Objective Evil vs Subjective Evil

Tuesday, January 23rd 2007

An interesting point raised in the “evil” sourcebook Book of Vile Darkness is the idea that evil can be subjective or objective, depending on the kind of game you play. In other words, how “evil” something is can be universally agreed on by all people and creatures in your game world, or it can vary wildly depending on a character’s point of view. While BoVD covered this topic well, I think it’s a point that bears repeating.

Objective evil is what you want to use if you’re running a typical hack and slash campaign. If something is “evil”, then you can detect evil it, you can smite evil it, whatever. The reason for this is that the typical high-combat game will have you running around murdering monsters for their treasure, and really, questioning whether or not that’s always the right thing to do can only get in the way of this game style. If it’s evil, you’re practically obligated to kill it - naturally, hack and slash typically assumes that the player characters are the “good guys”, even if they’re only neutral, because if they were evil you’d have to hack and slash them too.

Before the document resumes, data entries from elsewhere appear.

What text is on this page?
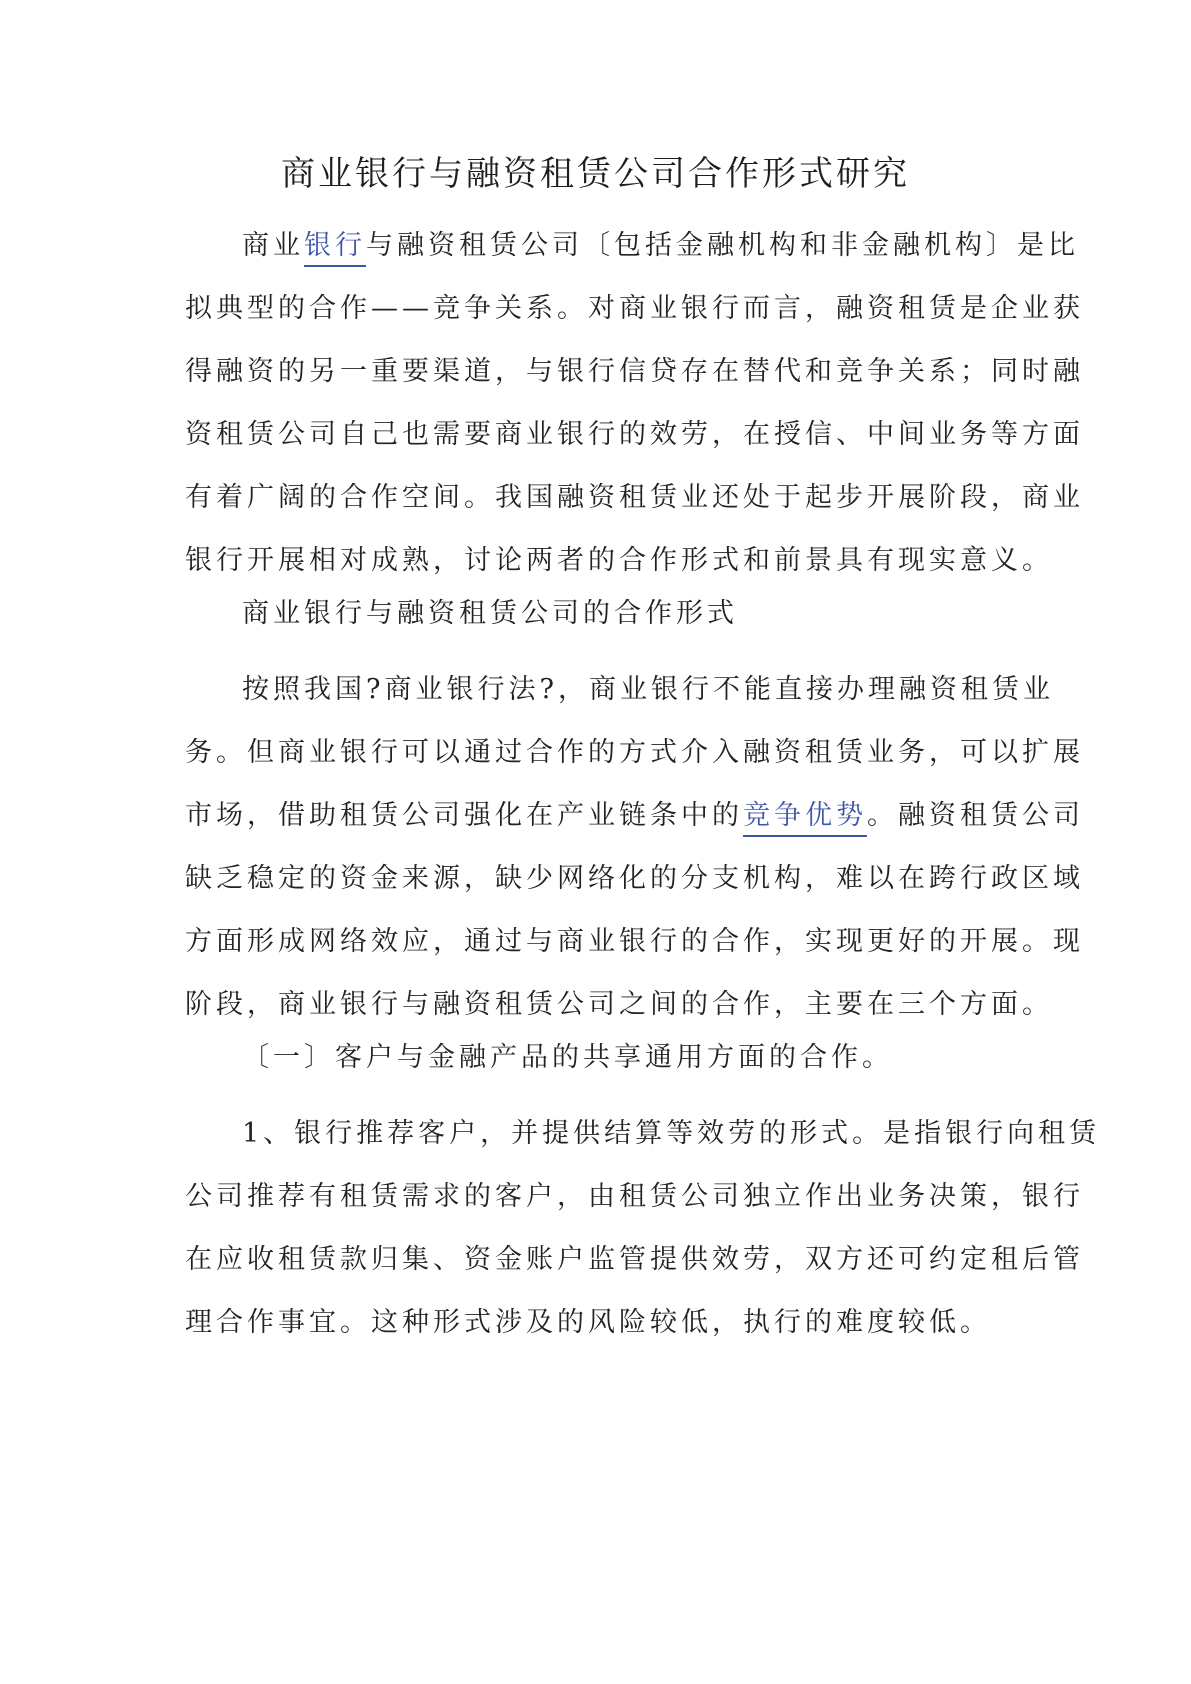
商业银行与融资租赁公司合作形式研究
商业银行与融资租赁公司〔包括金融机构和非金融机构〕是比
拟典型的合作——竞争关系。对商业银行而言，融资租赁是企业获
得融资的另一重要渠道，与银行信贷存在替代和竞争关系；同时融
资租赁公司自己也需要商业银行的效劳，在授信、中间业务等方面
有着广阔的合作空间。我国融资租赁业还处于起步开展阶段，商业
银行开展相对成熟，讨论两者的合作形式和前景具有现实意义。
商业银行与融资租赁公司的合作形式
按照我国?商业银行法?，商业银行不能直接办理融资租赁业
务。但商业银行可以通过合作的方式介入融资租赁业务，可以扩展
市场，借助租赁公司强化在产业链条中的竞争优势。融资租赁公司
缺乏稳定的资金来源，缺少网络化的分支机构，难以在跨行政区域
方面形成网络效应，通过与商业银行的合作，实现更好的开展。现
阶段，商业银行与融资租赁公司之间的合作，主要在三个方面。
〔一〕客户与金融产品的共享通用方面的合作。
1、银行推荐客户，并提供结算等效劳的形式。是指银行向租赁
公司推荐有租赁需求的客户，由租赁公司独立作出业务决策，银行
在应收租赁款归集、资金账户监管提供效劳，双方还可约定租后管
理合作事宜。这种形式涉及的风险较低，执行的难度较低。
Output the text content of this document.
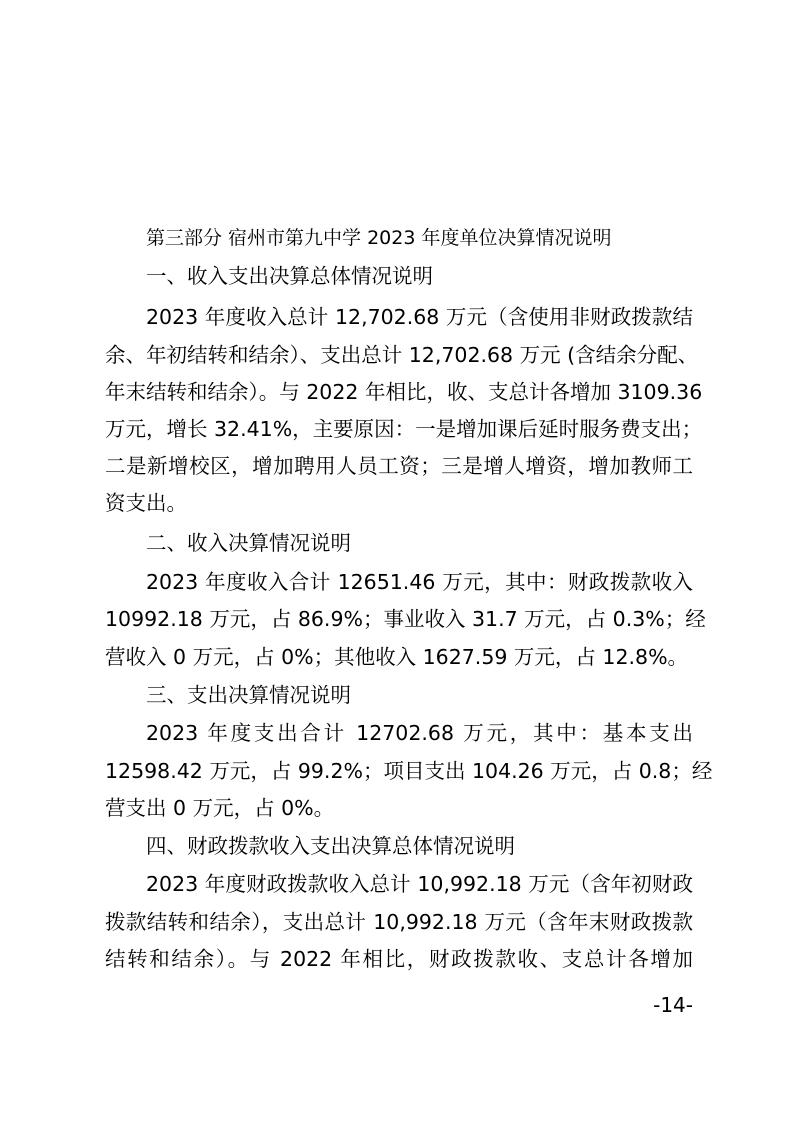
第三部分 宿州市第九中学 2023 年度单位决算情况说明
一、收入支出决算总体情况说明
2023 年度收入总计 12,702.68 万元（含使用非财政拨款结
余、年初结转和结余）、支出总计 12,702.68 万元 (含结余分配、
年末结转和结余）。与 2022 年相比，收、支总计各增加 3109.36
万元，增长 32.41%，主要原因：一是增加课后延时服务费支出；
二是新增校区，增加聘用人员工资；三是增人增资，增加教师工
资支出。
二、收入决算情况说明
2023 年度收入合计 12651.46 万元，其中：财政拨款收入
10992.18 万元，占 86.9%；事业收入 31.7 万元，占 0.3%；经
营收入 0 万元，占 0%；其他收入 1627.59 万元，占 12.8%。
三、支出决算情况说明
2023 年度支出合计 12702.68 万元，其中：基本支出
12598.42 万元，占 99.2%；项目支出 104.26 万元，占 0.8；经
营支出 0 万元，占 0%。
四、财政拨款收入支出决算总体情况说明
2023 年度财政拨款收入总计 10,992.18 万元（含年初财政
拨款结转和结余），支出总计 10,992.18 万元（含年末财政拨款
结转和结余）。与 2022 年相比，财政拨款收、支总计各增加
-14-
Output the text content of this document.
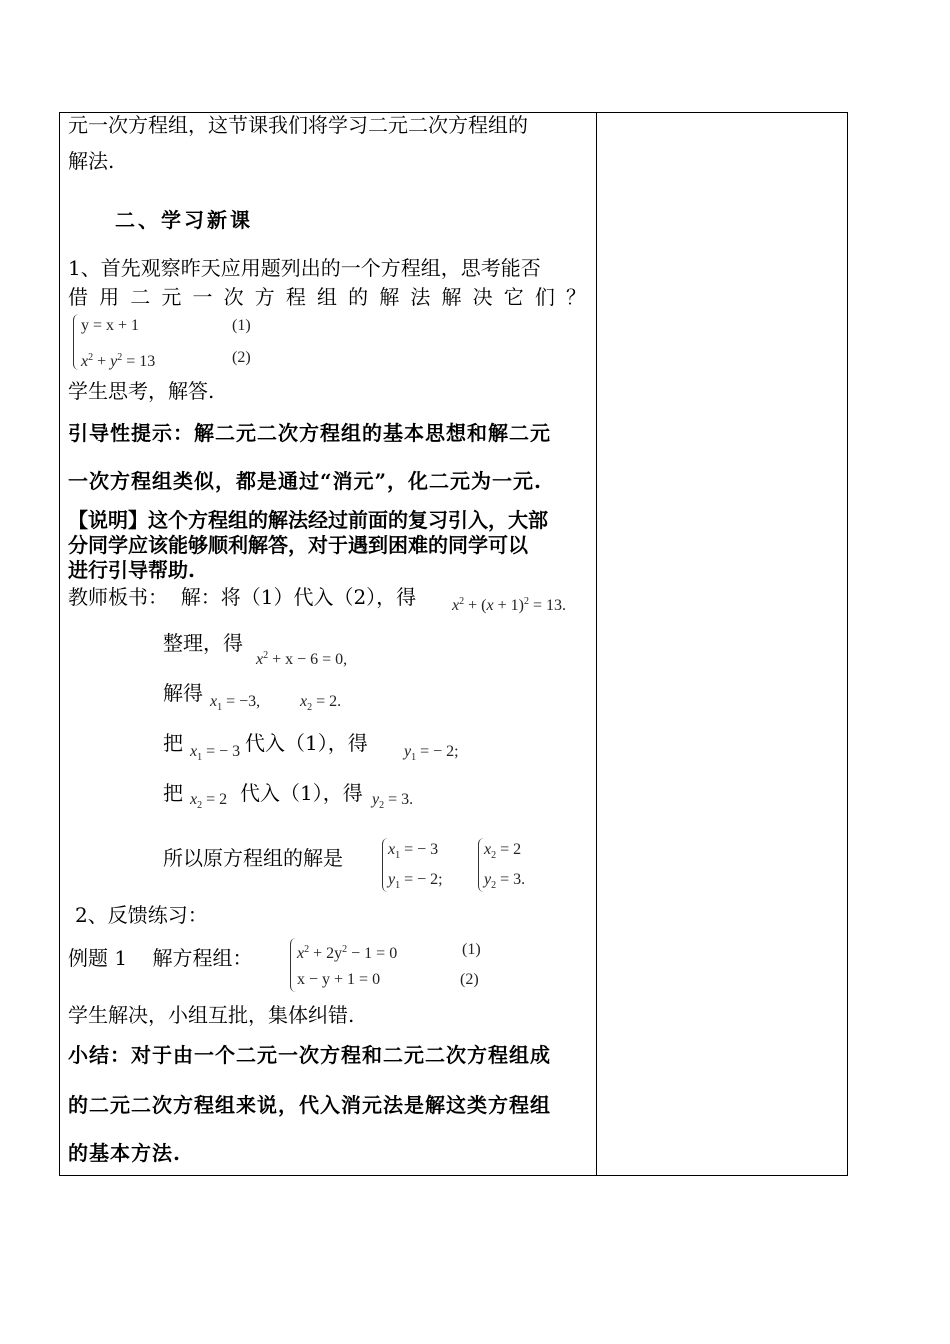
元一次方程组，这节课我们将学习二元二次方程组的
解法.
二、学习新课
1、首先观察昨天应用题列出的一个方程组，思考能否
借 用 二 元 一 次 方 程 组 的 解 法 解 决 它 们 ？
y = x + 1	(1)
$x^2 + y^2 = 13$	(2)
学生思考，解答.
引导性提示：解二元二次方程组的基本思想和解二元
一次方程组类似，都是通过“消元”，化二元为一元.
【说明】这个方程组的解法经过前面的复习引入，大部
分同学应该能够顺利解答，对于遇到困难的同学可以
进行引导帮助.
教师板书：  解：将（1）代入（2），得 $x^2 + (x + 1)^2 = 13$.
整理，得
$x^2 + x - 6 = 0$,
解得 $x_1 = -3$, $x_2 = 2$.
把 $x_1$ = − 3 代入（1），得 $y_1$ = − 2;
把 $x_2 = 2$ 代入（1），得 $y_2 = 3$.
所以原方程组的解是	$x_1$ = − 3
$y_1$ = − 2;
$x_2 = 2$
$y_2 = 3$.
2、反馈练习：
例题 1    解方程组：	$x^2 + 2y^2 - 1 = 0$	(1)
x − y + 1 = 0	(2)
学生解决，小组互批，集体纠错.
小结：对于由一个二元一次方程和二元二次方程组成
的二元二次方程组来说，代入消元法是解这类方程组
的基本方法.
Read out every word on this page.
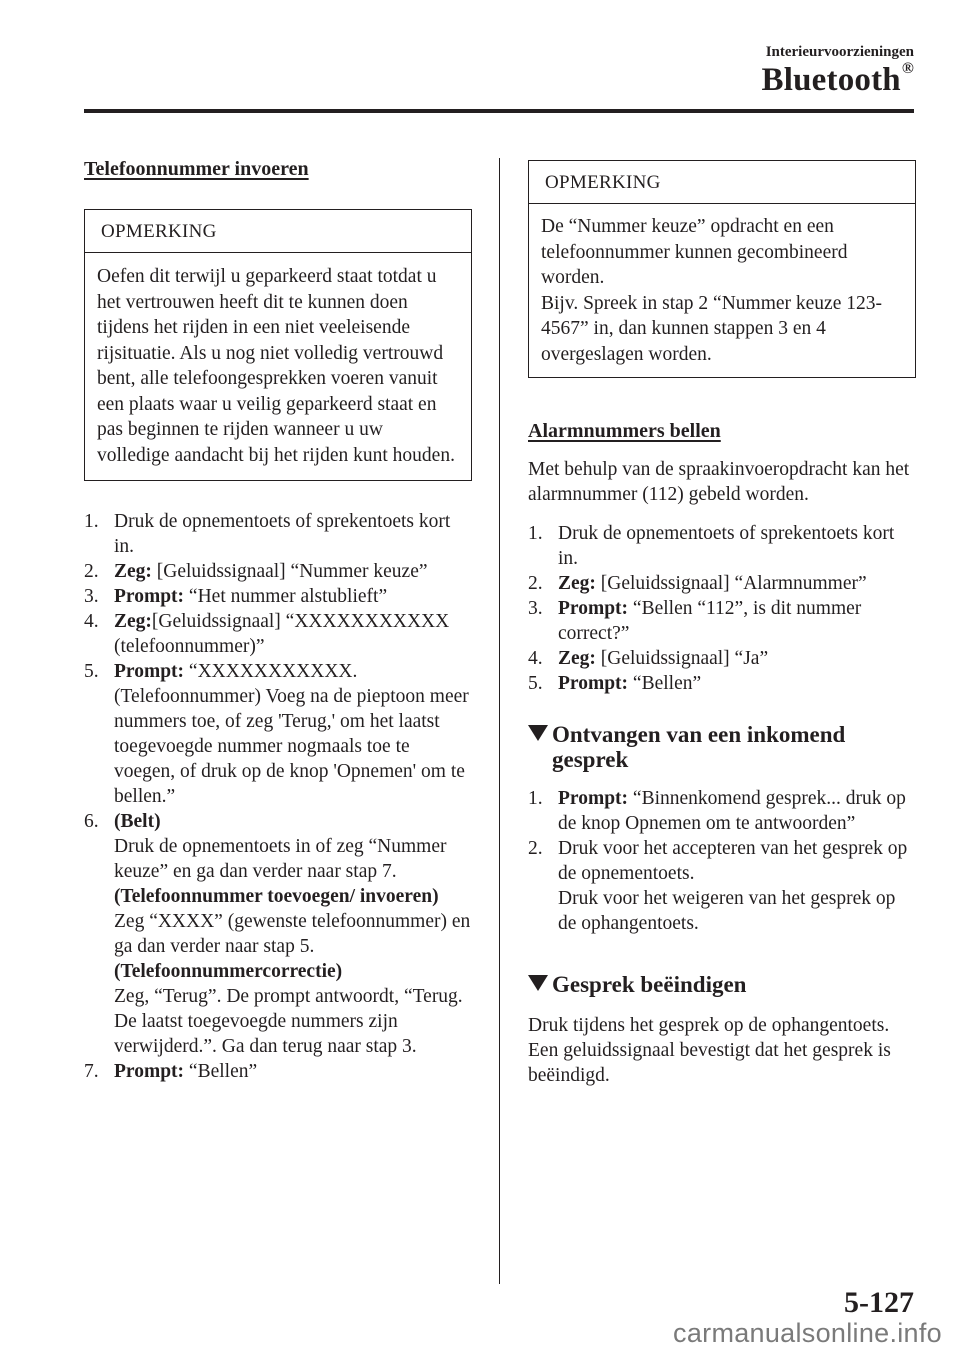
Interieurvoorzieningen
Bluetooth®
Telefoonnummer invoeren
OPMERKING
Oefen dit terwijl u geparkeerd staat totdat u het vertrouwen heeft dit te kunnen doen tijdens het rijden in een niet veeleisende rijsituatie. Als u nog niet volledig vertrouwd bent, alle telefoongesprekken voeren vanuit een plaats waar u veilig geparkeerd staat en pas beginnen te rijden wanneer u uw volledige aandacht bij het rijden kunt houden.
1. Druk de opnementoets of sprekentoets kort in.
2. Zeg: [Geluidssignaal] “Nummer keuze”
3. Prompt: “Het nummer alstublieft”
4. Zeg:[Geluidssignaal] “XXXXXXXXXXX (telefoonnummer)”
5. Prompt: “XXXXXXXXXXX. (Telefoonnummer) Voeg na de pieptoon meer nummers toe, of zeg 'Terug,' om het laatst toegevoegde nummer nogmaals toe te voegen, of druk op de knop 'Opnemen' om te bellen.”
6. (Belt)
Druk de opnementoets in of zeg “Nummer keuze” en ga dan verder naar stap 7.
(Telefoonnummer toevoegen/ invoeren)
Zeg “XXXX” (gewenste telefoonnummer) en ga dan verder naar stap 5.
(Telefoonnummercorrectie)
Zeg, “Terug”. De prompt antwoordt, “Terug. De laatst toegevoegde nummers zijn verwijderd.”. Ga dan terug naar stap 3.
7. Prompt: “Bellen”
OPMERKING
De “Nummer keuze” opdracht en een telefoonnummer kunnen gecombineerd worden.
Bijv. Spreek in stap 2 “Nummer keuze 123-4567” in, dan kunnen stappen 3 en 4 overgeslagen worden.
Alarmnummers bellen

Met behulp van de spraakinvoeropdracht kan het alarmnummer (112) gebeld worden.

1. Druk de opnementoets of sprekentoets kort in.
2. Zeg: [Geluidssignaal] “Alarmnummer”
3. Prompt: “Bellen “112”, is dit nummer correct?”
4. Zeg: [Geluidssignaal] “Ja”
5. Prompt: “Bellen”
Ontvangen van een inkomend gesprek
1. Prompt: “Binnenkomend gesprek... druk op de knop Opnemen om te antwoorden”
2. Druk voor het accepteren van het gesprek op de opnementoets.
Druk voor het weigeren van het gesprek op de ophangentoets.
Gesprek beëindigen

Druk tijdens het gesprek op de ophangentoets. Een geluidssignaal bevestigt dat het gesprek is beëindigd.

5-127
carmanualsonline.info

Subjective evil is a little more complicated. Essentially, evil is in the eye of the beholder. If a group of elves raids an encampment of “evil” orcs, perhaps the orcs see the elves as evil for hunting down their race out of racial hatred. Perhaps an orc shaman casting detect evil even detects the elves as evil and the orcs neutral, because it detects what the caster considers to be evil. Naturally, subjective evil can be troublesome if you’re playing “kick in the door” style because it require more thought and forces you to question the morality of some of the game’s basic actions. However, a more storytelling, “roleplaying” style can fit this. In the real world, what’s “evil” depends on your point of view - one man’s hero can be another’s villain.

It’s an interesting situation which should be considered when arguing whether or not D&D is primarily a hack-and-slash RPG. The current edition of D&D standardly assumes that you’re playing the basic entry-level game, and makes the roleplaying-heavy type of campaign into side note of “play this kind of game by ignoring a lot of the combat and magic rules”. In other words, roleplay-heavy is really D&D-light - a balanced way to play the game, but the rules as written heavily assume combat-heavy, objective-evil dungeon crawling.

One Response to “Objective Evil vs Subjective Evil”

  1. chris Says:

    modifying cleric and paladin abilities is, in my experience, one of the bigger challenges of adapting to a subjective evil type of game.

    the workaround that I have is that alignment is replaced with faith auras. basically pledging yourself to a god brands your soul, and paladins and clerics have the ability to distinguish the soul brands of various deities. therefore, because your god grants you powers, you are also granted awareness of which particular deities are rivals or enemies to your faith (which can change as part of the petty whims of your master).

    so, with this, if your plays want less ambiguity, you can limit the soul-searching and just say, “your deity thinks these followers of religion Y are enemies. go and be an instrument of divine will” but then also setup the possibility for tragic betrayals and moral arguments over whether your god is right in ordering you to drown a bag of kittens.